ToolExpander: Extending the Frontiers of Tool-Using Reinforcement Learning to Weak LLMs
This addresses the problem of training instability and poor performance in resource-constrained LLMs for tool-using reinforcement learning, representing an incremental improvement over existing methods.
The paper tackled the challenge of training small-scale Large Language Models (LLMs) with Group Relative Policy Optimization (GRPO), which often leads to inaccurate responses and mid-training collapse, by proposing ToolExpander, a framework that improved tool-using capabilities, enhancing training stability and performance in weaker models.

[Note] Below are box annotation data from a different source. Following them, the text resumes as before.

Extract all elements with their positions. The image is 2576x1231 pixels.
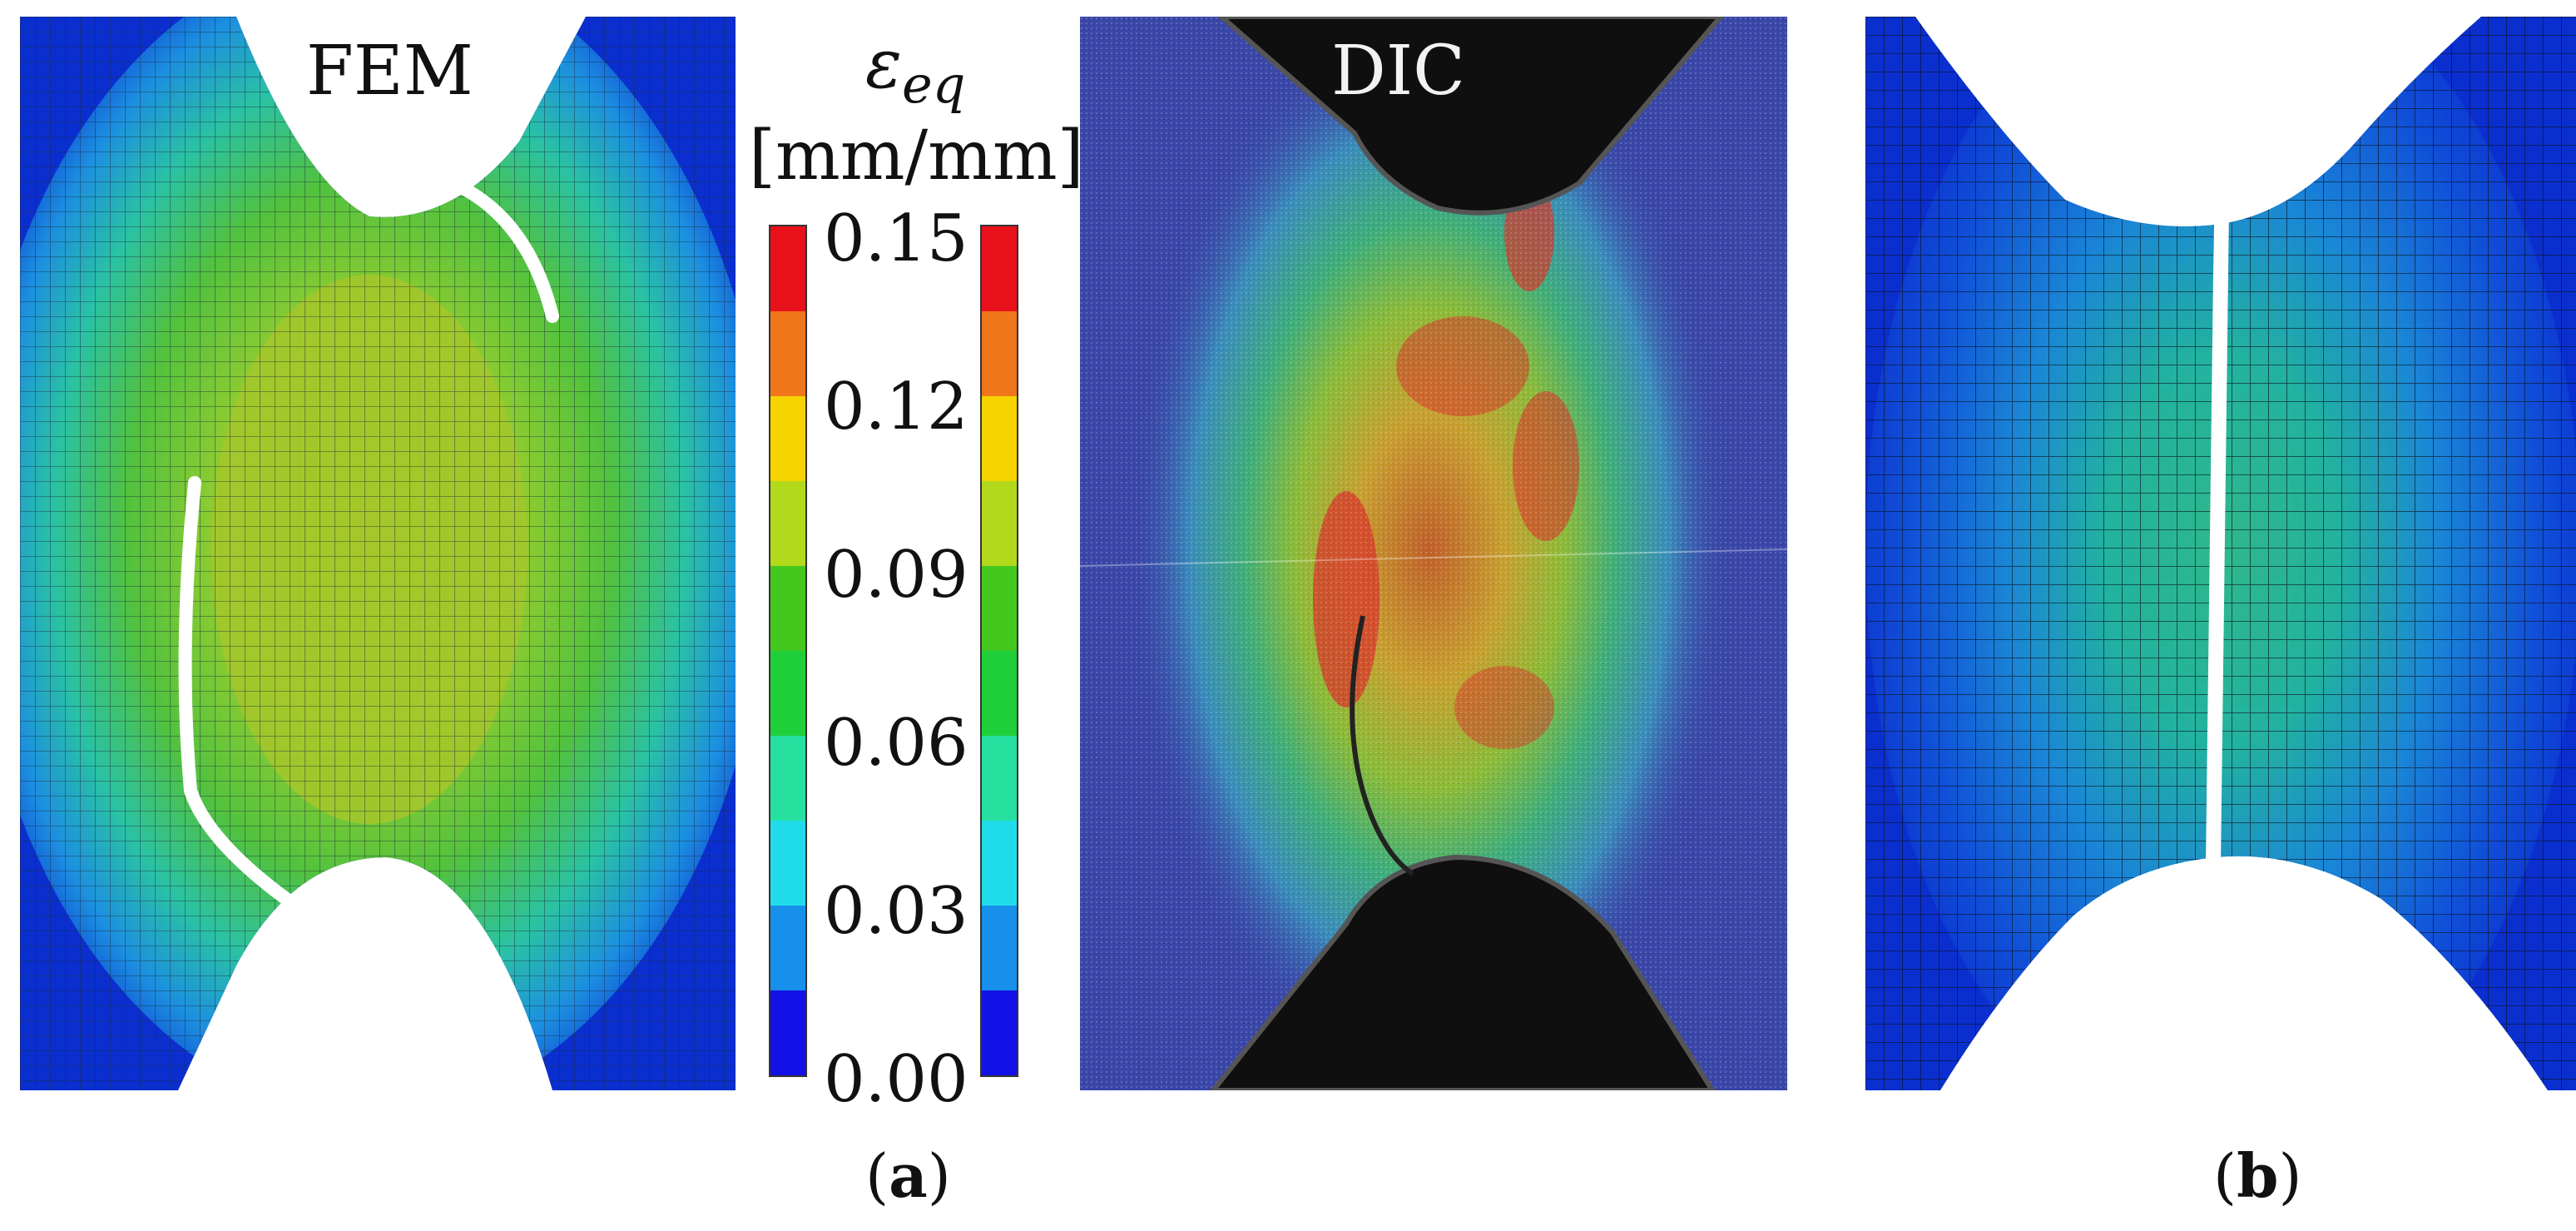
colorbar-swatch xyxy=(982,311,1017,396)
colorbar-swatch xyxy=(770,906,805,990)
colorbar-tick-label: 0.12 xyxy=(824,370,968,444)
epsilon-symbol: ε xyxy=(865,25,903,104)
colorbar-swatch xyxy=(982,821,1017,906)
colorbar-left xyxy=(769,225,807,1077)
colorbar-swatch xyxy=(982,651,1017,736)
colorbar-swatch xyxy=(982,566,1017,651)
colorbar-swatch xyxy=(770,396,805,481)
colorbar-right xyxy=(980,225,1018,1077)
colorbar-tick-label: 0.00 xyxy=(824,1042,968,1117)
colorbar-swatch xyxy=(770,821,805,906)
caption-letter: b xyxy=(2237,1140,2279,1211)
caption-b: (b) xyxy=(2213,1140,2302,1211)
colorbar-swatch xyxy=(770,651,805,736)
epsilon-subscript: eq xyxy=(902,54,966,115)
colorbar-tick-label: 0.15 xyxy=(824,201,968,276)
colorbar-symbol: εeq xyxy=(865,25,965,115)
caption-close-paren: ) xyxy=(927,1141,951,1211)
caption-close-paren: ) xyxy=(2278,1141,2302,1211)
dic-contour-panel xyxy=(1080,17,1787,1090)
colorbar-tick-label: 0.09 xyxy=(824,538,968,613)
colorbar-swatch xyxy=(982,396,1017,481)
colorbar-swatch xyxy=(770,736,805,821)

Training Large Language Models (LLMs) with Group Relative Policy Optimization (GRPO) encounters a significant challenge: models often fail to produce accurate responses, particularly in small-scale architectures. This limitation not only diminishes performance improvements and undermines the potential of GRPO but also frequently leads to mid-training collapse, adversely affecting stability and final efficacy. To address these issues, we propose ToolExpander, a novel framework that advances tool-oriented reinforcement learning for resource-constrained LLMs through two key innovations:(1) Dynamic Multi-Round Hard Sampling, which dynamically substitutes challenging samples(those without correct outputs over 10 rollouts) with high-quality few-shot demonstrations during training, coupled with an exponential learning rate decay strategy to mitigate oscillations;(2) Self-Exemplifying Thinking, an enhanced GRPO framework that eliminates KL divergence and incorporates adjusted clipping coefficients, encouraging models to autonomously generate and analyze few-shot examples via a minimal additional reward (0.01).Experimental results demonstrate that ToolExpander significantly enhances tool-using capabilities in LLMs, especially in weaker small-scale models, improving both training stability and overall performance.